Author: Kapil Bansal
Tester: Sankalp

DIFFICULTY:

EASY

PREREQUISITES:

Math

PROBLEM:

There is an array of size N.

  • Choose two subsequent indices whose values have odd number of divisors.
  • Find the indices which have maximum sum(inclusive)

EXPLANATION:

Every perfect square has odd number of divisors.

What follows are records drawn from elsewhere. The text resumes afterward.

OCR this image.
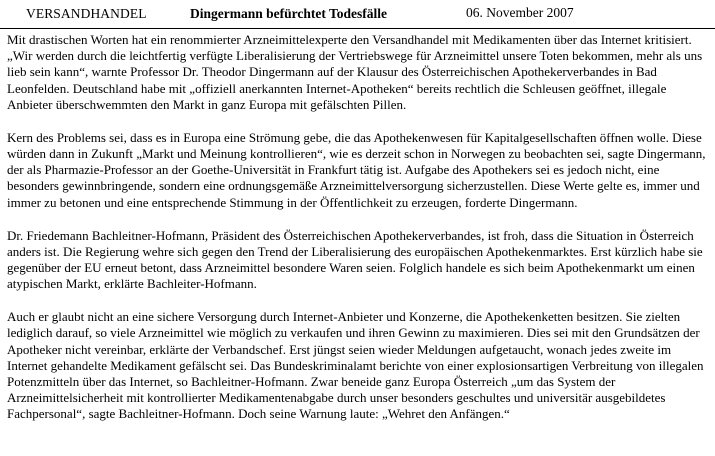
VERSANDHANDEL	Dingermann befürchtet Todesfälle	06. November 2007

Mit drastischen Worten hat ein renommierter Arzneimittelexperte den Versandhandel mit Medikamenten über das Internet kritisiert. „Wir werden durch die leichtfertig verfügte Liberalisierung der Vertriebswege für Arzneimittel unsere Toten bekommen, mehr als uns lieb sein kann“, warnte Professor Dr. Theodor Dingermann auf der Klausur des Österreichischen Apothekerverbandes in Bad Leonfelden. Deutschland habe mit „offiziell anerkannten Internet-Apotheken“ bereits rechtlich die Schleusen geöffnet, illegale Anbieter überschwemmten den Markt in ganz Europa mit gefälschten Pillen.

Kern des Problems sei, dass es in Europa eine Strömung gebe, die das Apothekenwesen für Kapitalgesellschaften öffnen wolle. Diese würden dann in Zukunft „Markt und Meinung kontrollieren“, wie es derzeit schon in Norwegen zu beobachten sei, sagte Dingermann, der als Pharmazie-Professor an der Goethe-Universität in Frankfurt tätig ist. Aufgabe des Apothekers sei es jedoch nicht, eine besonders gewinnbringende, sondern eine ordnungsgemäße Arzneimittelversorgung sicherzustellen. Diese Werte gelte es, immer und immer zu betonen und eine entsprechende Stimmung in der Öffentlichkeit zu erzeugen, forderte Dingermann.

Dr. Friedemann Bachleitner-Hofmann, Präsident des Österreichischen Apothekerverbandes, ist froh, dass die Situation in Österreich anders ist. Die Regierung wehre sich gegen den Trend der Liberalisierung des europäischen Apothekenmarktes. Erst kürzlich habe sie gegenüber der EU erneut betont, dass Arzneimittel besondere Waren seien. Folglich handele es sich beim Apothekenmarkt um einen atypischen Markt, erklärte Bachleiter-Hofmann.

Auch er glaubt nicht an eine sichere Versorgung durch Internet-Anbieter und Konzerne, die Apothekenketten besitzen. Sie zielten lediglich darauf, so viele Arzneimittel wie möglich zu verkaufen und ihren Gewinn zu maximieren. Dies sei mit den Grundsätzen der Apotheker nicht vereinbar, erklärte der Verbandschef. Erst jüngst seien wieder Meldungen aufgetaucht, wonach jedes zweite im Internet gehandelte Medikament gefälscht sei. Das Bundeskriminalamt berichte von einer explosionsartigen Verbreitung von illegalen Potenzmitteln über das Internet, so Bachleitner-Hofmann. Zwar beneide ganz Europa Österreich „um das System der Arzneimittelsicherheit mit kontrollierter Medikamentenabgabe durch unser besonders geschultes und universitär ausgebildetes Fachpersonal“, sagte Bachleitner-Hofmann. Doch seine Warnung laute: „Wehret den Anfängen.“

Therefore, first we need to find two consecutive numbers which are perfect squares.
Then we will need to find the pair which will give us the maximum cards.

SOLUTIONS:

Setter's Solution
def getMaxCard(n,c):
    ec = []
    for i in range(n):
       # To ensure the number is a perfect square
        if c[i]**0.5 == int(c[i]**0.5):
            ec.append(i)
    
    if len(ec) <= 1:
        return 0
    
    maxCard = ec[1] - ec[0] + 1
    for i in range(1,len(ec)-1):
        if maxCard < ec[i+1] - ec[i] + 1:
            maxCard = ec[i+1] - ec[i] + 1
    return maxCard

for _ in range(int(input())):
    n = int(input())
    c = list(map(int,input().split()))
    print(getMaxCard(n,c))

Feel free to share your approach. Suggestions are always welcomed :grinning:

What do I think
It would be easy to understand if you use

Every Perfect Square has odd number of divisors

rather than

Every integer with odd no. of divisors is a Perfect Square

Though Question Was really Good .
appreciated .

1 Like

Feel free to share your approach. Suggestions are welcomed

1 Like

I have a confusion
Example input is

2
5
1 9 15 17 1
3
5 10 12

in the first test both 1 at 1 and 5 are perfect square so max length should be 5 and not 4 as both L and R is to be included , 4 i understand is the length for 2(9) and 5(1) which is second of two lengths available.

Its not mentioned card nos can not be same.

In the problem, it is mentioned that the indices should be subsequent. Therefore, the two pairs are (1,9) at indices 0 and 1 and (9,1) and indices 1,4

Yes you are right , now i got that.